Who is pushing for it:
Witness lists show support from Citizens Defending Freedom, Texas Values, Texas Eagle Forum, Texas Family Project, and law enforcement associations such as TMPA and CLEAT.

Who benefits:
Law enforcement keeps its legal protection, while advocacy groups gain new leverage to pressure schools and libraries to remove materials they dislike. Politicians can use the law to appear tough on obscenity without addressing real classroom needs.

Who gets left out or exposed:
Teachers, librarians, and school districts lose their legal shield. They face criminal exposure if someone decides classroom or library materials are “harmful.” Students lose access to legitimate educational and health resources that might now be pulled to avoid risk.

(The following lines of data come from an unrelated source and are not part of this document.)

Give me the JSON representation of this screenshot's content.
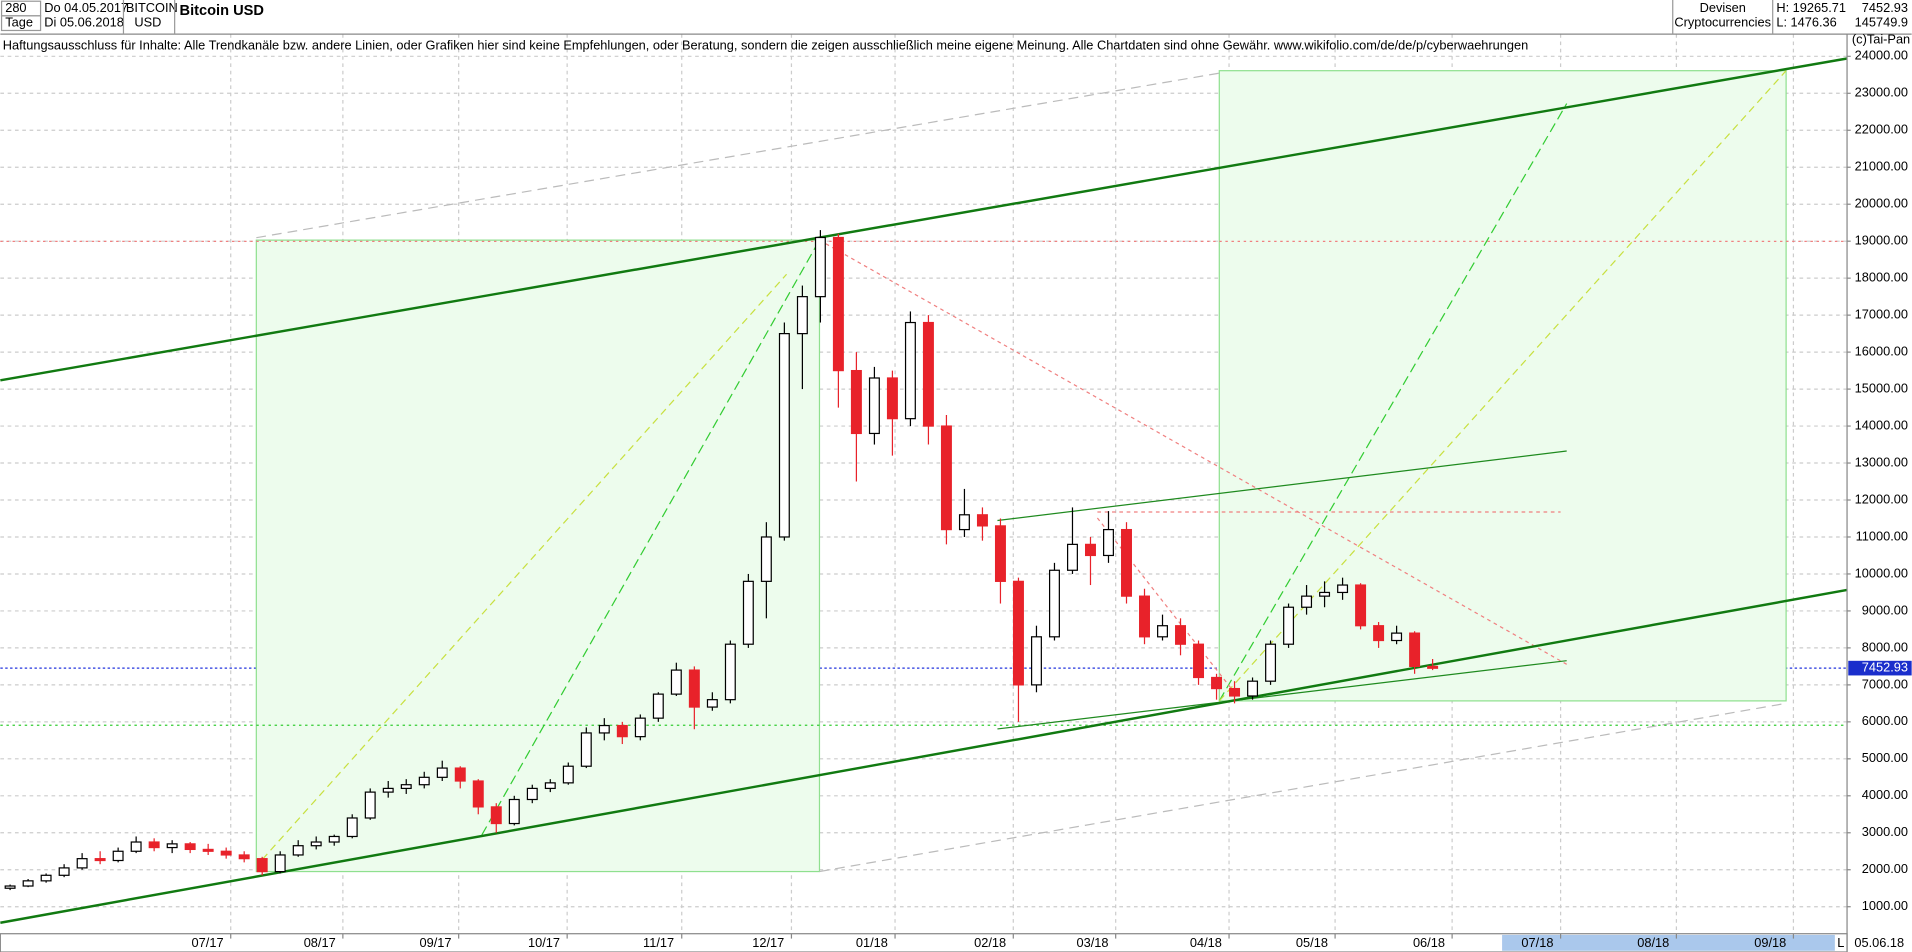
{
  "header": {
    "period": "280",
    "unit": "Tage",
    "from": "Do 04.05.2017",
    "to": "Di 05.06.2018",
    "symbol": "BITCOIN",
    "currency": "USD",
    "title": "Bitcoin USD",
    "market": "Devisen",
    "group": "Cryptocurrencies",
    "high": "H: 19265.71",
    "low": "L: 1476.36",
    "volume": "145749.9",
    "disclaimer": "Haftungsausschluss für Inhalte: Alle Trendkanäle bzw. andere Linien, oder Grafiken hier sind keine Empfehlungen, oder Beratung, sondern die zeigen ausschließlich meine eigene Meinung. Alle Chartdaten sind ohne Gewähr.  www.wikifolio.com/de/de/p/cyberwaehrungen",
    "copyright": "(c)Tai-Pan",
    "date": "05.06.18",
    "scale": "L"
  },
  "chart_data": {
    "type": "candlestick",
    "last": 7452.93,
    "x_labels": [
      "07/17",
      "08/17",
      "09/17",
      "10/17",
      "11/17",
      "12/17",
      "01/18",
      "02/18",
      "03/18",
      "04/18",
      "05/18",
      "06/18",
      "07/18",
      "08/18",
      "09/18"
    ],
    "up_color": "#000000",
    "down_color": "#e8222a",
    "grid": true,
    "ylim": [
      270,
      24600
    ],
    "yticks": [
      {
        "value": 1000,
        "label": "1000.00"
      },
      {
        "value": 2000,
        "label": "2000.00"
      },
      {
        "value": 3000,
        "label": "3000.00"
      },
      {
        "value": 4000,
        "label": "4000.00"
      },
      {
        "value": 5000,
        "label": "5000.00"
      },
      {
        "value": 6000,
        "label": "6000.00"
      },
      {
        "value": 7000,
        "label": "7000.00"
      },
      {
        "value": 8000,
        "label": "8000.00"
      },
      {
        "value": 9000,
        "label": "9000.00"
      },
      {
        "value": 10000,
        "label": "10000.00"
      },
      {
        "value": 11000,
        "label": "11000.00"
      },
      {
        "value": 12000,
        "label": "12000.00"
      },
      {
        "value": 13000,
        "label": "13000.00"
      },
      {
        "value": 14000,
        "label": "14000.00"
      },
      {
        "value": 15000,
        "label": "15000.00"
      },
      {
        "value": 16000,
        "label": "16000.00"
      },
      {
        "value": 17000,
        "label": "17000.00"
      },
      {
        "value": 18000,
        "label": "18000.00"
      },
      {
        "value": 19000,
        "label": "19000.00"
      },
      {
        "value": 20000,
        "label": "20000.00"
      },
      {
        "value": 21000,
        "label": "21000.00"
      },
      {
        "value": 22000,
        "label": "22000.00"
      },
      {
        "value": 23000,
        "label": "23000.00"
      },
      {
        "value": 24000,
        "label": "24000.00"
      }
    ],
    "open": [
      1500,
      1560,
      1700,
      1850,
      2050,
      2300,
      2250,
      2500,
      2750,
      2600,
      2700,
      2550,
      2500,
      2400,
      2300,
      1950,
      2400,
      2650,
      2750,
      2900,
      3400,
      4100,
      4200,
      4300,
      4500,
      4750,
      4400,
      3700,
      3250,
      3900,
      4200,
      4350,
      4800,
      5700,
      5900,
      5600,
      6100,
      6750,
      7400,
      6400,
      6600,
      8100,
      9800,
      11000,
      16500,
      17500,
      19100,
      15500,
      13800,
      15300,
      14200,
      16800,
      14000,
      11200,
      11600,
      11300,
      9800,
      7000,
      8300,
      10100,
      10800,
      10500,
      11200,
      9400,
      8300,
      8600,
      8100,
      7200,
      6900,
      6700,
      7100,
      8100,
      9100,
      9400,
      9500,
      9700,
      8600,
      8200,
      8400,
      7500
    ],
    "high": [
      1600,
      1750,
      1900,
      2150,
      2450,
      2500,
      2600,
      2900,
      2850,
      2800,
      2750,
      2700,
      2600,
      2500,
      2350,
      2500,
      2800,
      2900,
      2950,
      3500,
      4200,
      4400,
      4450,
      4650,
      4950,
      4800,
      4450,
      3800,
      4000,
      4300,
      4450,
      4900,
      5850,
      6100,
      6000,
      6200,
      6800,
      7600,
      7500,
      6800,
      8200,
      10000,
      11400,
      16800,
      17800,
      19300,
      19200,
      16000,
      15600,
      15500,
      17100,
      17000,
      14300,
      12300,
      11800,
      11500,
      9900,
      8600,
      10300,
      11800,
      11000,
      11700,
      11400,
      9600,
      8900,
      8800,
      8200,
      7300,
      7100,
      7200,
      8200,
      9200,
      9700,
      9800,
      9900,
      9750,
      8700,
      8600,
      8450,
      7700
    ],
    "low": [
      1450,
      1530,
      1650,
      1800,
      2000,
      2150,
      2200,
      2450,
      2500,
      2450,
      2450,
      2400,
      2300,
      2200,
      1850,
      1900,
      2350,
      2550,
      2650,
      2850,
      3350,
      3950,
      4050,
      4200,
      4400,
      4200,
      3500,
      3000,
      3200,
      3800,
      4100,
      4300,
      4750,
      5500,
      5400,
      5500,
      6000,
      6700,
      5800,
      6300,
      6500,
      8000,
      8800,
      10900,
      15000,
      16800,
      14500,
      12500,
      13500,
      13200,
      14000,
      13500,
      10800,
      11000,
      10900,
      9200,
      6000,
      6800,
      8200,
      10000,
      9700,
      10300,
      9200,
      8100,
      8200,
      7800,
      7000,
      6600,
      6500,
      6600,
      7000,
      8000,
      8900,
      9100,
      9300,
      8500,
      8000,
      8100,
      7300,
      7400
    ],
    "close": [
      1560,
      1700,
      1850,
      2050,
      2300,
      2250,
      2500,
      2750,
      2600,
      2700,
      2550,
      2500,
      2400,
      2300,
      1950,
      2400,
      2650,
      2750,
      2900,
      3400,
      4100,
      4200,
      4300,
      4500,
      4750,
      4400,
      3700,
      3250,
      3900,
      4200,
      4350,
      4800,
      5700,
      5900,
      5600,
      6100,
      6750,
      7400,
      6400,
      6600,
      8100,
      9800,
      11000,
      16500,
      17500,
      19100,
      15500,
      13800,
      15300,
      14200,
      16800,
      14000,
      11200,
      11600,
      11300,
      9800,
      7000,
      8300,
      10100,
      10800,
      10500,
      11200,
      9400,
      8300,
      8600,
      8100,
      7200,
      6900,
      6700,
      7100,
      8100,
      9100,
      9400,
      9500,
      9700,
      8600,
      8200,
      8400,
      7500,
      7450
    ]
  }
}
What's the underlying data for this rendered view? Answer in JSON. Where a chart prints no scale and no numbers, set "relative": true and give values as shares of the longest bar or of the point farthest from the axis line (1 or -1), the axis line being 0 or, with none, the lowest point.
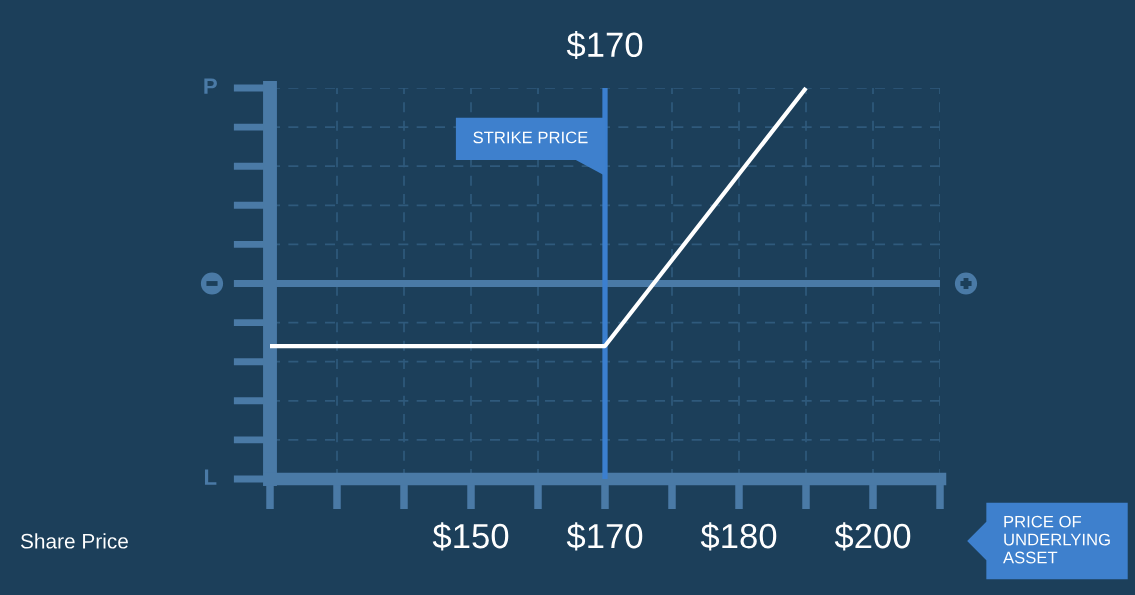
{
  "chart_data": {
    "type": "line",
    "relative": true,
    "categories": [
      null,
      null,
      null,
      "$150",
      null,
      "$170",
      null,
      "$180",
      null,
      "$200",
      null
    ],
    "series": [
      {
        "color": "#ffffff",
        "values": [
          -0.32,
          -0.32,
          -0.32,
          -0.32,
          -0.32,
          -0.32,
          0.12,
          0.56,
          1,
          null,
          null
        ]
      }
    ],
    "line_style": "solid",
    "grid": true,
    "ref_lines": [
      {
        "axis": "x",
        "value": "$170",
        "label": "$170",
        "color": "#3b7fcf"
      },
      {
        "axis": "y",
        "value": 0,
        "color": "#4a7aa6"
      }
    ],
    "annotations": [
      {
        "text": "STRIKE PRICE",
        "x": "$170",
        "y": 0.74
      },
      "P",
      "L",
      "Share Price",
      "PRICE OF\nUNDERLYING\nASSET"
    ]
  }
}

Why this matters long term:
It shifts power from educators and local school boards to prosecutors and police. It opens the door to politicized enforcement and widespread self-censorship in schools and libraries. The precedent could extend to other professional fields where education and health intersect.

What to watch next:
Watch for local districts removing books or health lessons out of fear of prosecution, and for similar “defense removal” language to appear in future bills tied to education or public information.

Bottom line:
SB 412 looks like a child-protection law, but it actually centralizes power, weakens professional protections, and exposes local schools and libraries to criminal risk while shielding state actors.